Active health checking configuration wil only function with the endpoint resolver. If configuration for active health checking is provided on a Mapping that does not use the endpoint resolver then the health checking configuration will be ignored.

Active Health Checking Configuration

---
apiVersion: getambassador.io/v3alpha1
kind: Mapping
metadata:
  name: "example-mapping"
  namespace: "example-namespace"
spec:
  hostname: "*"
  prefix: /example/
  service: quote
  health_checks:                list[object]                 # optional
  - unhealthy_threshold:        int                          # optional (default: 2)
    healthy_threshold:          int                          # optional (default: 1)
    interval:                   duration                     # optional (default: 5s)
    timeout:                    duration                     # optional (default: 3s)
    health_check:               object                       # required
      http:
        path:                   string                       # required
        hostname:               string                       # optional
        remove_request_headers: list[string]                 # optional
        add_request_headers:    list[object]                 # optional
        - example-header-1:
            append:             bool                         # optional (default: true)
            value:              string                       # required
        expected_statuses:      list[object]                 # optional
        - max:                  int (100-599)                # required (only when using expected_statuses)
          min:                  int (100-599)                # required (only when using expected_statuses)
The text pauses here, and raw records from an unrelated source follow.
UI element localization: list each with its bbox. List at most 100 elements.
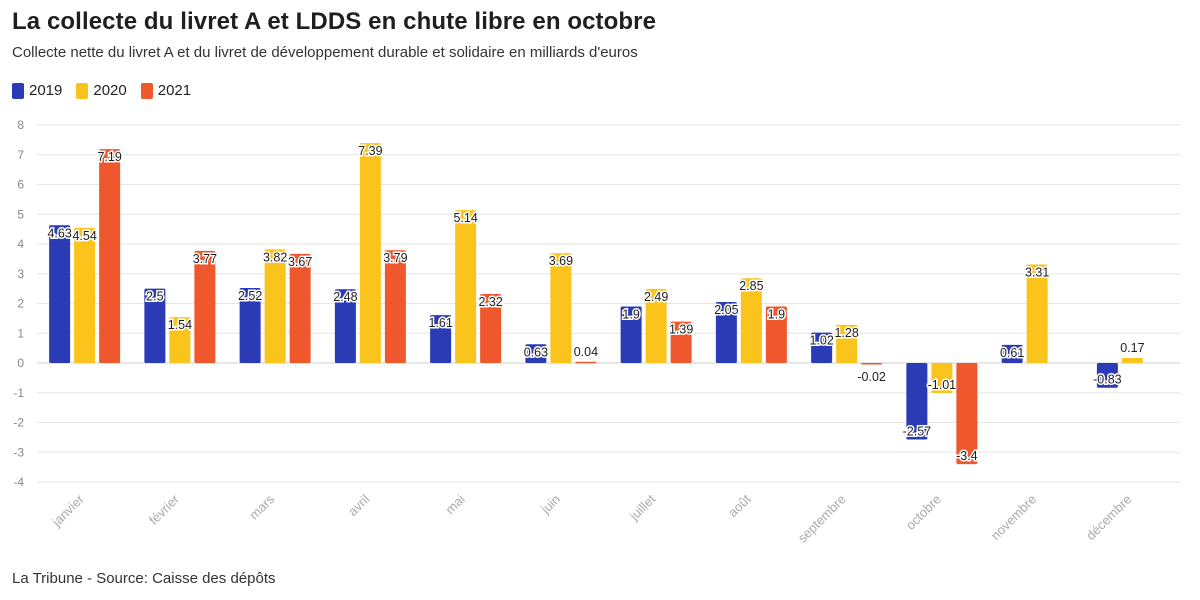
data-label: 3.79 <box>383 251 407 265</box>
bar-2021-octobre <box>956 363 978 465</box>
data-label: 3.69 <box>549 254 573 268</box>
data-label: 2.48 <box>333 290 357 304</box>
data-label: 2.5 <box>146 290 163 304</box>
bar-2020-janvier <box>74 227 96 363</box>
bar-2021-septembre <box>861 363 883 365</box>
data-label: -0.83 <box>1093 373 1122 387</box>
data-label: -0.02 <box>857 370 886 384</box>
bar-2020-mai <box>455 210 477 363</box>
data-label: 2.05 <box>714 303 738 317</box>
bar-2020-décembre <box>1121 357 1143 363</box>
y-tick-label: 8 <box>17 118 24 132</box>
legend-label-2020: 2020 <box>93 82 127 99</box>
legend-item-2020[interactable]: 2020 <box>76 82 127 99</box>
x-tick-label: novembre <box>988 492 1039 543</box>
bar-2021-mars <box>289 253 311 363</box>
y-tick-label: -4 <box>13 475 24 489</box>
bar-2021-avril <box>384 250 406 363</box>
bar-2021-mai <box>480 293 502 363</box>
data-label: 0.17 <box>1120 341 1144 355</box>
data-label: 4.63 <box>47 226 71 240</box>
x-tick-label: juin <box>537 492 563 518</box>
bar-2019-avril <box>334 289 356 363</box>
data-label: -2.57 <box>903 424 932 438</box>
legend-item-2021[interactable]: 2021 <box>140 82 192 99</box>
bar-2020-novembre <box>1026 264 1048 363</box>
legend-item-2019[interactable]: 2019 <box>12 82 62 99</box>
bar-2019-juillet <box>620 306 642 363</box>
bar-2021-juin <box>575 361 597 364</box>
legend: 2019 2020 2021 <box>12 82 191 99</box>
y-tick-label: 0 <box>17 356 24 370</box>
data-label: 2.49 <box>644 290 668 304</box>
bar-2019-février <box>144 288 166 363</box>
data-label: 3.67 <box>288 255 312 269</box>
legend-swatch-2020 <box>76 82 89 99</box>
legend-label-2021: 2021 <box>157 82 192 99</box>
data-label: -1.01 <box>928 378 957 392</box>
bar-2021-août <box>765 306 787 363</box>
data-label: 3.31 <box>1025 266 1049 280</box>
bar-2019-novembre <box>1001 344 1023 363</box>
bar-chart: -4 -3 -2 -1 0 1 2 3 4 5 6 7 8 4.63 4.54 7.19 janvier 2.5 1… <box>13 118 1180 546</box>
bar-2020-septembre <box>836 324 858 363</box>
data-label: 0.63 <box>524 345 548 359</box>
legend-label-2019: 2019 <box>29 82 63 99</box>
source-footer: La Tribune - Source: Caisse des dépôts <box>12 570 276 587</box>
data-label: 1.54 <box>168 318 192 332</box>
bar-2020-octobre <box>931 363 953 394</box>
bar-2021-janvier <box>99 149 121 363</box>
bar-2019-septembre <box>811 332 833 363</box>
data-label: 1.9 <box>622 307 639 321</box>
data-label: 7.19 <box>97 150 121 164</box>
legend-swatch-2019 <box>12 82 24 99</box>
data-label: 2.85 <box>739 279 763 293</box>
chart-title: La collecte du livret A et LDDS en chute… <box>12 8 657 35</box>
chart-subtitle: Collecte nette du livret A et du livret … <box>12 44 638 61</box>
legend-swatch-2021 <box>140 82 153 99</box>
data-label: 0.04 <box>574 345 598 359</box>
y-tick-label: 2 <box>17 297 24 311</box>
bar-2021-juillet <box>670 321 692 363</box>
x-tick-label: février <box>146 491 183 528</box>
data-label: -3.4 <box>956 449 978 463</box>
bar-2019-octobre <box>906 363 928 440</box>
x-tick-label: janvier <box>48 491 87 530</box>
y-tick-label: 5 <box>17 207 24 221</box>
chart-area: -4 -3 -2 -1 0 1 2 3 4 5 6 7 8 4.63 4.54 7.19 janvier 2.5 1… <box>0 110 1200 560</box>
data-label: 1.28 <box>834 326 858 340</box>
bar-2019-mai <box>430 315 452 363</box>
data-label: 1.02 <box>809 334 833 348</box>
x-tick-label: mai <box>442 491 467 516</box>
data-label: 4.54 <box>72 229 96 243</box>
bar-2019-août <box>715 302 737 363</box>
data-label: 3.82 <box>263 250 287 264</box>
bar-2019-juin <box>525 344 547 363</box>
y-tick-label: -2 <box>13 416 24 430</box>
bar-2020-février <box>169 317 191 363</box>
y-tick-label: 6 <box>17 178 24 192</box>
bar-2019-janvier <box>49 225 71 363</box>
bar-2020-avril <box>359 143 381 363</box>
data-label: 0.61 <box>1000 346 1024 360</box>
y-tick-label: -1 <box>13 386 24 400</box>
data-label: 5.14 <box>453 211 477 225</box>
data-label: 2.52 <box>238 289 262 303</box>
y-tick-label: 3 <box>17 267 24 281</box>
y-tick-label: -3 <box>13 445 24 459</box>
x-tick-label: décembre <box>1083 492 1134 543</box>
data-label: 3.77 <box>193 252 217 266</box>
bar-2020-mars <box>264 249 286 363</box>
x-tick-label: octobre <box>903 492 944 533</box>
data-label: 1.39 <box>669 323 693 337</box>
x-tick-label: mars <box>246 491 277 522</box>
bar-2019-décembre <box>1096 363 1118 388</box>
x-tick-label: août <box>725 491 754 520</box>
bar-2021-février <box>194 250 216 363</box>
x-tick-label: avril <box>345 491 373 519</box>
bar-2019-mars <box>239 288 261 363</box>
x-tick-label: septembre <box>795 492 849 546</box>
bar-2020-août <box>740 278 762 363</box>
data-label: 1.61 <box>428 316 452 330</box>
bar-2020-juin <box>550 253 572 363</box>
  - health_check:               object                       # required
      grpc:
        authority:              string                       # optional
        upstream_name:          string                       # required
...

health_checks configuration

health_checks Configures a list of health checks to be run for the Mapping and provides several config options for how the health check requests should be run.

  • unhealthy_threshold: The number of unexpected responses for an upstream pod to be marked as unhealthy. Regardless of the configuration of unhealthy_threshold, a single 503 response will mark the upstream as unhealthy until it passes the required number of health checks. This field is optional and defaults to 2.
  • healthy_threshold: The number of expected responses for an unhealthy upstream pod to be marked as healthy and resume handling traffic. This field is optional and defaults to 1.
  • interval: Specifies the interval for how frequently the health check request should be made. It is divided amongst the pods in a deployment. For example, an interval of 1s on a deployment of 5 pods would result in each pod receiving a health check request about every 5 seconds. This field is optional and defaults to 5s when not configured.
  • timeout: Configures the timeout for the health check requests to an upstream. If a health check request fails the timeout it will be considred a failed check and count towards the unhealthy_threshold. This field is optional and defaults to 3s.
  • health_check: This field is required and provides the configuration for how the health check requests should be made. Either grpc or http may be configured for this field depending on whether an HTTP or gRPC health check is desired.

HTTP health_check Configuration

health_check.http configures HTTP health checks to the upstream.

  • path: This field is required and configures the path on the upstream service that the health checks request should be made to.
  • hostname: Configures the value of the host header in the health check request. This field is optional and defaults to using the name of the Envoy cluster this health check is associated with.
  • expected_statuses: Configures a range of response statuses from Min to Max (both inclusive). If the upstream returns any status in this range then it will be considered a passed health check. Thies field is optional and by default only 5xx responses count as a failed health check and contribute towards the unhealthy_threshold.
    • max: End of the statuses to include. Must be between 100 and 599 (inclusive).
    • min: Start of the statuses to include. Must be between 100 and 599 (inclusive).
  • remove_request_headers: Configures a list of HTTP headers that should be removed from each health check request sent to the upstream.
  • request_headers_to_add: Configures a list of HTTP headers that should be added to each health check request sent to the upstream.

gRPC health_check Configuration

health_check.grpc configures gRPC health checks to the upstream. Only two fields are configurable for gRPC health checks.

  • authority: Configures the value of the :authority header in the gRPC health check request. This field is optional and if left empty the upstream name will be used.
  • upstream_name: This field is required and configures the UpstreamName name parameter which will be sent to gRPC service in the health check message.